Research Article: High and Intensive Care in Psychiatry: Validating the HIC Monitor as a Tool for Assessing the Quality of Psychiatric Intensive Care Units

Date Published: August 17, 2018

Publisher: Springer US

Author(s): A. L. van Melle, Y. Voskes, H. C. W. de Vet, J. van der Meijs, C. L. Mulder, G. A. M. Widdershoven.

http://doi.org/10.1007/s10488-018-0890-x

Abstract

This study aims to validate the HIC monitor as a model-fidelity scale to the High and Intensive Care (HIC) model, a recently developed model for acute psychiatric wards. To assess the psychometric properties of the HIC monitor, 37 audits were held on closed inpatient wards at 20 psychiatric hospitals in the Netherlands. Interrater reliability, construct validity and content validity were examined. Our results suggest that the HIC monitor has good psychometric properties. It can be used as a tool for assessing the implementation of the HIC model on acute psychiatric wards in the Netherlands, and for quality assessment and improvement.

Partial Text

Quality of care in acute psychiatry is a subject of international debate. There are three main issues of concern: (1) prevention of coercion, especially seclusion (Huckshorn 2006; Noorthoorn et al. 2016; Steinert and Lepping 2009; Voskes et al. 2013); (2) improvement of continuity of care, particularly between in- and outpatient care (Bachrach 1981); and (3) fostering collaboration between mental healthcare professionals, patient, and relatives (Malm et al. 2015). In the Netherlands, patients are generally treated by ambulatory care teams, such as Active Community Treatment teams (ACT), Flexible Active Community Treatment teams (FACT), and by Intensive Home Treatment teams. Admissions to a psychiatric ward can be arranged by these teams, by the police or by psychiatric emergency services. Patients can be admitted to either an open ward or a closed ward in a psychiatric hospital. Currently, the number of beds on closed wards is declining and many open wards have already been closed, thereby increasing the pressure on the remaining wards and the need for quality standards. Over recent years, the High and Intensive Care (HIC) model has been developed to improve the quality of mental health care, specifically inpatient care. Representing a new approach to care, and also new material conditions (van Mierlo et al. 2013), the HIC model has been received with growing enthusiasm.

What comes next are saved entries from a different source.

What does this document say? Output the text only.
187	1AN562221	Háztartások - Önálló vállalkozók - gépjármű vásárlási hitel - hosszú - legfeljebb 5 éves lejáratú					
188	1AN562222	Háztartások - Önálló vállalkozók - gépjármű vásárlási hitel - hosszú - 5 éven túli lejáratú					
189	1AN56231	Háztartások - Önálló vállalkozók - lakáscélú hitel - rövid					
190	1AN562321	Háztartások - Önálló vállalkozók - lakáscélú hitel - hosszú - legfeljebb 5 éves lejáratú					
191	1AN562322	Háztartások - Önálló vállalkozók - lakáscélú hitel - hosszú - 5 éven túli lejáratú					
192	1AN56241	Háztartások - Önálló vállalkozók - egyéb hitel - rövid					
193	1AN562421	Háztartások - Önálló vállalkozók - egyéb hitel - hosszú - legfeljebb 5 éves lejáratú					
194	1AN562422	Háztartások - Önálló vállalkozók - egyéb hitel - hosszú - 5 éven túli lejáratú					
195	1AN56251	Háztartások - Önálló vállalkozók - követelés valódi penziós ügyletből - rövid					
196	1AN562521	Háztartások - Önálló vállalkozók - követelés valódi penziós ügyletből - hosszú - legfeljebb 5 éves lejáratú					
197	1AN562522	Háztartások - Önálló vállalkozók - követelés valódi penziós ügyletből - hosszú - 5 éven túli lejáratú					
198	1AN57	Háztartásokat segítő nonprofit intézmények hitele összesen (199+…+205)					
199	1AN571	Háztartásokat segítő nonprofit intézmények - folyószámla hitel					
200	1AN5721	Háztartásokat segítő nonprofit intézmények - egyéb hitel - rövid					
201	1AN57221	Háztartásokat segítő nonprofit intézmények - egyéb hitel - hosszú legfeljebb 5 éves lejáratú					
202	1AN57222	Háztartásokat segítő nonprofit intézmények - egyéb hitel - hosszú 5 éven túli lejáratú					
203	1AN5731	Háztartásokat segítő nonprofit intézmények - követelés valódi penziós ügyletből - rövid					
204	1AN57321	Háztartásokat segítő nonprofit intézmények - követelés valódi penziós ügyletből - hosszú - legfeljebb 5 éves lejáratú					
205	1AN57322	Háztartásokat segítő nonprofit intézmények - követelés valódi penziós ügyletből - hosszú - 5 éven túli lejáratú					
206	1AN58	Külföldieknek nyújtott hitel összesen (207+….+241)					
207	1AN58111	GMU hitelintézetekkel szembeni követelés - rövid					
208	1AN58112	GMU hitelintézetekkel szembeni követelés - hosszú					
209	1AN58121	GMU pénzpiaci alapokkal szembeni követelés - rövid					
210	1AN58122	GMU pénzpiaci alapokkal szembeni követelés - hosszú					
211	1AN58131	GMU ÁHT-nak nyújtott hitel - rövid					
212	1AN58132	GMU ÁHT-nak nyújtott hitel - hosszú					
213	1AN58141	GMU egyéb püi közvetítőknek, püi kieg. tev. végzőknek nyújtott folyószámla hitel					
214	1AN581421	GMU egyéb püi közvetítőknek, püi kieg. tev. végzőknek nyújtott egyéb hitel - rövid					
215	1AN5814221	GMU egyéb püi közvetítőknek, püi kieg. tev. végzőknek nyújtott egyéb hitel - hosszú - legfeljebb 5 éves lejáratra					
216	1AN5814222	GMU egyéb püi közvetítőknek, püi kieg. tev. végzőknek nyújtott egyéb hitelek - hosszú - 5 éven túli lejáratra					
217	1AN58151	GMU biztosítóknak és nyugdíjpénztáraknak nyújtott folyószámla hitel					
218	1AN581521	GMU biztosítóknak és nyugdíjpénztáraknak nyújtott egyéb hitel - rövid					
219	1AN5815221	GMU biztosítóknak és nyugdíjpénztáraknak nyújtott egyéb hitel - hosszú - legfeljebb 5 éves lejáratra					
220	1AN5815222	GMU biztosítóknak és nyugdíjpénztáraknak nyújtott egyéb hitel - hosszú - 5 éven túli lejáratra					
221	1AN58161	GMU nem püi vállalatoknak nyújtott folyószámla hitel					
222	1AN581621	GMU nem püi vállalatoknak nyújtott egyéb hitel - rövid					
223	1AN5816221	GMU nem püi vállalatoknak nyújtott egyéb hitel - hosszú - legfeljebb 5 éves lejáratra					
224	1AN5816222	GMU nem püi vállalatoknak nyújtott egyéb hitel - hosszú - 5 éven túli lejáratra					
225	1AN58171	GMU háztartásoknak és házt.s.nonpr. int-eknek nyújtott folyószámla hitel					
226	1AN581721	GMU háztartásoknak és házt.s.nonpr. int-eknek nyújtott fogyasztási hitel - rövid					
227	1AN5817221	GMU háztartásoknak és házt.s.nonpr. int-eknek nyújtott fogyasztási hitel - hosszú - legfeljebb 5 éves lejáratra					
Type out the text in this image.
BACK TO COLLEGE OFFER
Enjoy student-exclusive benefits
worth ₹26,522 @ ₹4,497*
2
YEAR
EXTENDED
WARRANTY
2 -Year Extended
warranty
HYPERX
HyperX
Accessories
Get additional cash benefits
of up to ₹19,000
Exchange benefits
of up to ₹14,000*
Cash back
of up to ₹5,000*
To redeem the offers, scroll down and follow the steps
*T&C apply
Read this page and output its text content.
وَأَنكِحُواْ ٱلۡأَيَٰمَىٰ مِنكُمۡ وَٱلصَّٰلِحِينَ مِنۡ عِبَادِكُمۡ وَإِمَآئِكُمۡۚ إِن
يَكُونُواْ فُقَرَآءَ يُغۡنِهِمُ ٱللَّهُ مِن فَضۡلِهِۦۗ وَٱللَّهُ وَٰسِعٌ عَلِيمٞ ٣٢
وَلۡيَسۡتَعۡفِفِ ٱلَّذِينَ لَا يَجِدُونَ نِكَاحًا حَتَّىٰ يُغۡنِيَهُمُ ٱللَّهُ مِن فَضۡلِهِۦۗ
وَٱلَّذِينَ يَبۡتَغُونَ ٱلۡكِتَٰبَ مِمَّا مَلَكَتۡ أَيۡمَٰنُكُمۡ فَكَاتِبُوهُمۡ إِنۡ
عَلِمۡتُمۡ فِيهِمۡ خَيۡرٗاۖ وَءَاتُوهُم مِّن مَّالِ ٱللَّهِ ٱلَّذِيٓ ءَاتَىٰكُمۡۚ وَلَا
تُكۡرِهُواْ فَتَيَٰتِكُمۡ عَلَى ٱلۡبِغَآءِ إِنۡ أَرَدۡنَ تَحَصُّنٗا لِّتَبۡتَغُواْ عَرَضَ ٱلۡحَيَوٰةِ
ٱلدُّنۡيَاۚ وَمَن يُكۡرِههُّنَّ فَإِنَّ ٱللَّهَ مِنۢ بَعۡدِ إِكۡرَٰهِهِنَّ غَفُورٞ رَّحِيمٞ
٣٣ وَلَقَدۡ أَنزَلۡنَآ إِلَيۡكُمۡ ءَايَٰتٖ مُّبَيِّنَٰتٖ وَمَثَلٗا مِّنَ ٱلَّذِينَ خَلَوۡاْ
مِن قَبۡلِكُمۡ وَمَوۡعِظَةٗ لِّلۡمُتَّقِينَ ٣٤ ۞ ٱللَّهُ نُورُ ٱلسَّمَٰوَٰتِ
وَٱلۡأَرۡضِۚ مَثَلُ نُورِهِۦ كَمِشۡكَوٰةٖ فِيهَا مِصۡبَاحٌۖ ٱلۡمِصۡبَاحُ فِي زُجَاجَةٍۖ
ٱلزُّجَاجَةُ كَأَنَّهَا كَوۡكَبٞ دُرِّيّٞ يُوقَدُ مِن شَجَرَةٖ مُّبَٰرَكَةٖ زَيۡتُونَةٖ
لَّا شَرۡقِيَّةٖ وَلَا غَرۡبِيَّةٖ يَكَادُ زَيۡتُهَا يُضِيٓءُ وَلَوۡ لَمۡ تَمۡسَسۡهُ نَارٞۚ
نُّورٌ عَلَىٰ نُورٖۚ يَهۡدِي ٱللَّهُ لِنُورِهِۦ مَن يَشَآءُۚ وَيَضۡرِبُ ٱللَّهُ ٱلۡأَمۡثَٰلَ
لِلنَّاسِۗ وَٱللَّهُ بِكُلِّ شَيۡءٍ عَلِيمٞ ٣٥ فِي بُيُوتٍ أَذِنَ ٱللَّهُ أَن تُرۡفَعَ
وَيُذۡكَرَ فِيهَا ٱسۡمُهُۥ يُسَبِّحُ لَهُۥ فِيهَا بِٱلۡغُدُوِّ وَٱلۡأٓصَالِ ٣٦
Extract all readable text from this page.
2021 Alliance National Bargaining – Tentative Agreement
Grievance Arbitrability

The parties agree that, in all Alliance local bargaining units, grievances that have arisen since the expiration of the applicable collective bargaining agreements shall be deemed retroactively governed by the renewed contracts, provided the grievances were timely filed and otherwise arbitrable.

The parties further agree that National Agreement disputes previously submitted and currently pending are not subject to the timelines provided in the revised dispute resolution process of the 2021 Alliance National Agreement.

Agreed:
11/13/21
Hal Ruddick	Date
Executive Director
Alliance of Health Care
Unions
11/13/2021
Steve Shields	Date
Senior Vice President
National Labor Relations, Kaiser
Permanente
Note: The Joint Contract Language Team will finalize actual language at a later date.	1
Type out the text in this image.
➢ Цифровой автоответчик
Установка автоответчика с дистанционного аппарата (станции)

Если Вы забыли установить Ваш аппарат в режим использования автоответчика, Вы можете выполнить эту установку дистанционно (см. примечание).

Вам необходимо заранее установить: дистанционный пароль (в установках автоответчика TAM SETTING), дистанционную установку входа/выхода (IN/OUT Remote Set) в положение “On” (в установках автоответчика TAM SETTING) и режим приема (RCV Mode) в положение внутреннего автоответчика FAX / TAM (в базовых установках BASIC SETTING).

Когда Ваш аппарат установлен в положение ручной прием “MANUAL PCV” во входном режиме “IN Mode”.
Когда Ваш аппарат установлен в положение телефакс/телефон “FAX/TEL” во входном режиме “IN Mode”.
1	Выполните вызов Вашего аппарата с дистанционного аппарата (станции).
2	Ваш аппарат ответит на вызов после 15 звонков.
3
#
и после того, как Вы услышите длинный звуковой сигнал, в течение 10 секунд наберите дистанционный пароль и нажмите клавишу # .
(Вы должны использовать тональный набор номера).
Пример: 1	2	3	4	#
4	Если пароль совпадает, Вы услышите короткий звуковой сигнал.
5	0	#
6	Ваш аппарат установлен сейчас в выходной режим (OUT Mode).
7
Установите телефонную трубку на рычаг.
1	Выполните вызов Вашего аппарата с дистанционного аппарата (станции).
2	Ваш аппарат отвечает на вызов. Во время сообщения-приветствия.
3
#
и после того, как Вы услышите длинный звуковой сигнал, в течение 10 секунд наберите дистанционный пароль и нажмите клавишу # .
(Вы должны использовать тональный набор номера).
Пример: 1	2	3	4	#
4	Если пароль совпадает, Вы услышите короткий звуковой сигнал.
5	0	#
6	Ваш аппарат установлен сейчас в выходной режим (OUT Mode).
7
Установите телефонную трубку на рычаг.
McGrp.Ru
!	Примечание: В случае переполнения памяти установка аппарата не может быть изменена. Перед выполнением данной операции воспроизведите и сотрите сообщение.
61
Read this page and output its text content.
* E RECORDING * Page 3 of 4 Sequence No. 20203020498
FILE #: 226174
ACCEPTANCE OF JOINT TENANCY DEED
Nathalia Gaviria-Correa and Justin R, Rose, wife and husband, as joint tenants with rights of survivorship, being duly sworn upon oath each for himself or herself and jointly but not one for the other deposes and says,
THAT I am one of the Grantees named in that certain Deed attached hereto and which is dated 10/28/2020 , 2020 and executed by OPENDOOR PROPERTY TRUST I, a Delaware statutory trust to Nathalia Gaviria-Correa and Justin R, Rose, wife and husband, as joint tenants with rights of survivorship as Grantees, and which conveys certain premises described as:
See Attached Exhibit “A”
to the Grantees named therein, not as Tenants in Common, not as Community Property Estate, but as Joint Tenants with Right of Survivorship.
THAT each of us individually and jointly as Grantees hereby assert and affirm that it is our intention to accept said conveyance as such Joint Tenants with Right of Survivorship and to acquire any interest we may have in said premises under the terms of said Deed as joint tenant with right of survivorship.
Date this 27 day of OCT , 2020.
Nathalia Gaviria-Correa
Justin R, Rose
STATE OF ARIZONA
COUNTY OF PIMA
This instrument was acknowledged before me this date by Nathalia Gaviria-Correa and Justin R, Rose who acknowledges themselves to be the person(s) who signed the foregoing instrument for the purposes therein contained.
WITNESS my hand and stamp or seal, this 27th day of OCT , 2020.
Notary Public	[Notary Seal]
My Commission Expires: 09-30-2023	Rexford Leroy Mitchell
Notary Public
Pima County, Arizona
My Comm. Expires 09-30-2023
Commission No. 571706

By late 2016, 79% of mental healthcare institutions with closed acute admission wards had adopted it and had joined the HIC foundation to start implementing the model.

In conclusion, as a useful tool for assessing the level of implementation of the HIC model on acute psychiatric wards, the HIC monitor can be used for quality assessment and improvement. Our study shows that the HIC monitor has reasonably good psychometric properties. Due to the consensus that was sought during its development and validation, it is an instrument that corresponds closely to daily practice, and may thus benefit the implementation of the HIC model on acute psychiatric wards. As it can be used to study the associations between the components and outcomes of the HIC model (use of coercion, patient satisfaction), it can contribute to the improvement of quality of care for acute psychiatric patients.